I was watching him from my perch in a tree we played in as boys, he was probably a football field away (a common measurement in the Midwest) and I couldn't really see his face but, it occurs to me now, I'll bet it held the same expression Mrs. M.'s had.  I could tell he was gazing into the distance; the field was plowed to where he was under that big tree, and he was looking towards the beige stubble of the unplowed half.  I'd guess, if one could have asked him what he was doing, he'd've answered "Collectin' my thoughts."


So, my advice isn't to not have a take-out coffee or drink from a water bottle, but, occasionally at least, do something that slows you down.  In a way, I think we all want to do it.  It's there in that moment you forgot that you were watching a baseball game on TV and are just staring at the pretty moving picture.  It's there when you wait in your car, engine running, to listen to the end of an old favorite song or symphony.  It's there watching a child sleep or a sun rise.  I know you recognize it in others, that wistful look on another's face.  A "faraway smile" you could say.  You've most likely had to get someone back from that place.  I've had to do it with you boys.  I see Marci do it - she'd usually smiling as she does, which is sweet.

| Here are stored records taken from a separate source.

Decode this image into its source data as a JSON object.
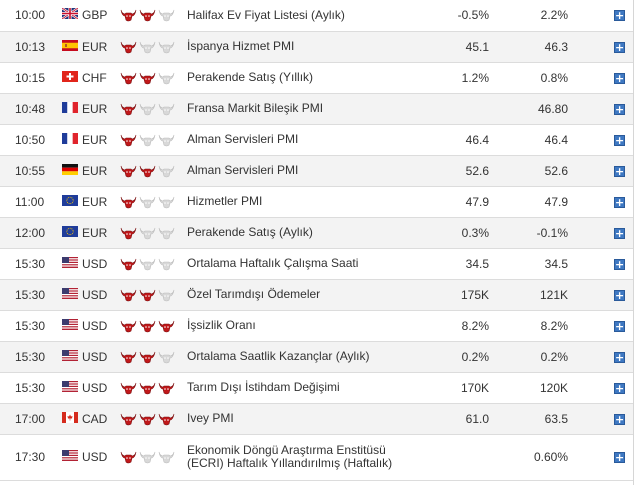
{
  "rows": [
    {
      "time": "10:00",
      "currency": "GBP",
      "flag": "uk-flag-icon",
      "importance": 2,
      "event": "Halifax Ev Fiyat Listesi (Aylık)",
      "actual": "-0.5%",
      "forecast": "2.2%"
    },
    {
      "time": "10:13",
      "currency": "EUR",
      "flag": "spain-flag-icon",
      "importance": 1,
      "event": "İspanya Hizmet PMI",
      "actual": "45.1",
      "forecast": "46.3"
    },
    {
      "time": "10:15",
      "currency": "CHF",
      "flag": "switzerland-flag-icon",
      "importance": 2,
      "event": "Perakende Satış (Yıllık)",
      "actual": "1.2%",
      "forecast": "0.8%"
    },
    {
      "time": "10:48",
      "currency": "EUR",
      "flag": "france-flag-icon",
      "importance": 1,
      "event": "Fransa Markit Bileşik PMI",
      "actual": "",
      "forecast": "46.80"
    },
    {
      "time": "10:50",
      "currency": "EUR",
      "flag": "france-flag-icon",
      "importance": 1,
      "event": "Alman Servisleri PMI",
      "actual": "46.4",
      "forecast": "46.4"
    },
    {
      "time": "10:55",
      "currency": "EUR",
      "flag": "germany-flag-icon",
      "importance": 2,
      "event": "Alman Servisleri PMI",
      "actual": "52.6",
      "forecast": "52.6"
    },
    {
      "time": "11:00",
      "currency": "EUR",
      "flag": "eu-flag-icon",
      "importance": 1,
      "event": "Hizmetler PMI",
      "actual": "47.9",
      "forecast": "47.9"
    },
    {
      "time": "12:00",
      "currency": "EUR",
      "flag": "eu-flag-icon",
      "importance": 1,
      "event": "Perakende Satış (Aylık)",
      "actual": "0.3%",
      "forecast": "-0.1%"
    },
    {
      "time": "15:30",
      "currency": "USD",
      "flag": "usa-flag-icon",
      "importance": 1,
      "event": "Ortalama Haftalık Çalışma Saati",
      "actual": "34.5",
      "forecast": "34.5"
    },
    {
      "time": "15:30",
      "currency": "USD",
      "flag": "usa-flag-icon",
      "importance": 2,
      "event": "Özel Tarımdışı Ödemeler",
      "actual": "175K",
      "forecast": "121K"
    },
    {
      "time": "15:30",
      "currency": "USD",
      "flag": "usa-flag-icon",
      "importance": 3,
      "event": "İşsizlik Oranı",
      "actual": "8.2%",
      "forecast": "8.2%"
    },
    {
      "time": "15:30",
      "currency": "USD",
      "flag": "usa-flag-icon",
      "importance": 2,
      "event": "Ortalama Saatlik Kazançlar (Aylık)",
      "actual": "0.2%",
      "forecast": "0.2%"
    },
    {
      "time": "15:30",
      "currency": "USD",
      "flag": "usa-flag-icon",
      "importance": 3,
      "event": "Tarım Dışı İstihdam Değişimi",
      "actual": "170K",
      "forecast": "120K"
    },
    {
      "time": "17:00",
      "currency": "CAD",
      "flag": "canada-flag-icon",
      "importance": 3,
      "event": "Ivey PMI",
      "actual": "61.0",
      "forecast": "63.5"
    },
    {
      "time": "17:30",
      "currency": "USD",
      "flag": "usa-flag-icon",
      "importance": 1,
      "event": "Ekonomik Döngü Araştırma Enstitüsü (ECRI) Haftalık Yıllandırılmış (Haftalık)",
      "actual": "",
      "forecast": "0.60%"
    }
  ],
  "add_symbol": "+",
  "colors": {
    "bull_active": "#c0181a",
    "bull_inactive": "#d8d8d8",
    "add_button": "#3e78c2"
  }
}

I suppose, in truth, what I am talking about here is "mindfulness."  Yeah… no.  That makes it seem like a goal or a state of existence or a trance or something you need direction with.  As I said, it is something we all do, this "thought collecting."  What I am suggesting is simply to recognize your soul in it, your self.

If I were a man of faith (which I am) I might make one final observation (which I will).  As I look back on these moments - each serene, quiet, rich, even poignant - I sense something else.  I wonder if perhaps I saw it then, considering that I can so readily recall the details.  I wonder if I haven't always sensed it…

A prayer perhaps?

Peace, boys.

And to you kind reader, thanks for coming around.